More specifically, it all seemed to be running backward, from west to east across the sky. It only took twenty seconds for it to stop at a point that seemed to be shortly after dawn. As the light faded out to that warm half-light of a bright, promising sun and the remnants of the very last touches of a rose and violet dawn, the voices came closer and people suddenly took their positions in the room.

A woman and a man, one seated on a couch, the other standing almost a hand’s reach away from Noah as she gazed appreciatively at a painting hanging on the wall. Since the painting was partially cut off by the spliced nature of the joined rooms, Noah came to understand that this effect was only being seen by those who had apparently caused it.

Which, of course, meant nothing when the woman spoke clearly for the first time, and a whole new recognition set in.

Noah’s breath caught as she stepped back, turning away from her appraisal of the painting, giving him the full picture of her tall, athletic figure, the curves and shape of which he knew purely by heart, and the saucy swing of a pristine white braid of hair.

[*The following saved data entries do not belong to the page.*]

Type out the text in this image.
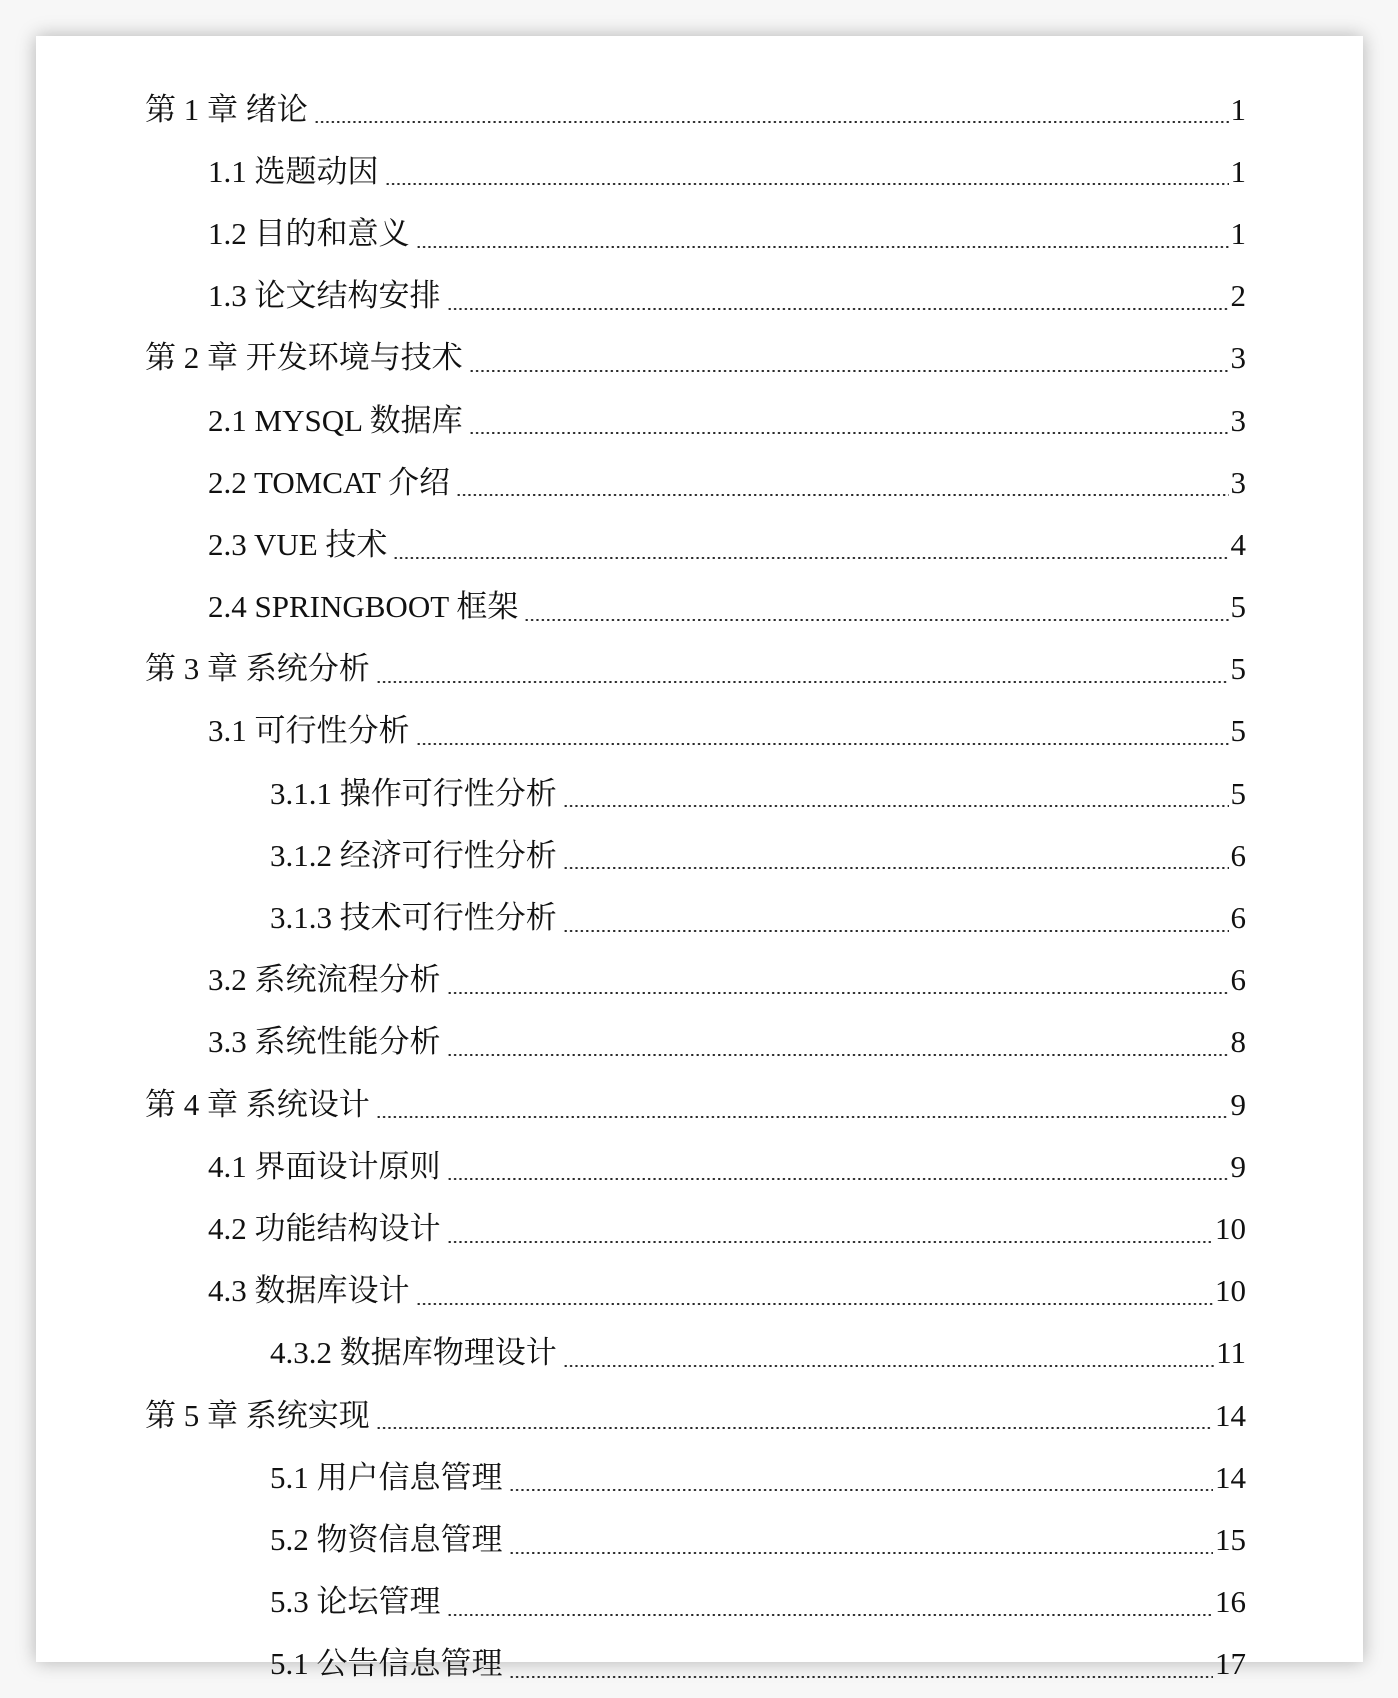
第 1 章 绪论	1
1.1 选题动因	1
1.2 目的和意义	1
1.3 论文结构安排	2
第 2 章 开发环境与技术	3
2.1 MYSQL 数据库	3
2.2 TOMCAT 介绍	3
2.3 VUE 技术	4
2.4 SPRINGBOOT 框架	5
第 3 章 系统分析	5
3.1 可行性分析	5
3.1.1 操作可行性分析	5
3.1.2 经济可行性分析	6
3.1.3 技术可行性分析	6
3.2 系统流程分析	6
3.3 系统性能分析	8
第 4 章 系统设计	9
4.1 界面设计原则	9
4.2 功能结构设计	10
4.3 数据库设计	10
4.3.2 数据库物理设计	11
第 5 章 系统实现	14
5.1 用户信息管理	14
5.2 物资信息管理	15
5.3 论坛管理	16
5.1 公告信息管理	17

She crossed the room with refined movement, a well-practiced gait that had clearly been learned, covering up the more natural slink of her body as he watched the line of her spine and hips. Noah barely heard her conversation with the man whose nervous energy was grating over his senses. He was too astounded, realizing he was actually looking on the fully focused face and figure of the woman he had dreamed of so incessantly.

“Whoa.”

Corrine whispered the word in a mixture of fear and a truly felt sense of accomplishment. She reached out to touch the invisible barrier that marked the change of locations, but Noah stopped her with a firm hand on her wrist. It hadn’t seemed dangerous when he’d straddled both sides of this strange connection from that world to this, but what if the other room suddenly disappeared, and Corrine’s curious hand along with it?

Noah didn’t have time to worry about that. Out of his peripheral vision, he saw Kestra swing out with her purse, clocking her companion hard in the head with it. Corrine gasped as she saw it, too, and together they watched as the blonde made an inexplicable dash across the room and flew over a counter and into the kitchen. A short while later, an all-too-distinct series of bangs went off. Noah didn’t even have time to react. A second man had appeared from the hallway a short turn away, just in time to meet up with Kestra as she lurched back out of the kitchen on her hands and knees.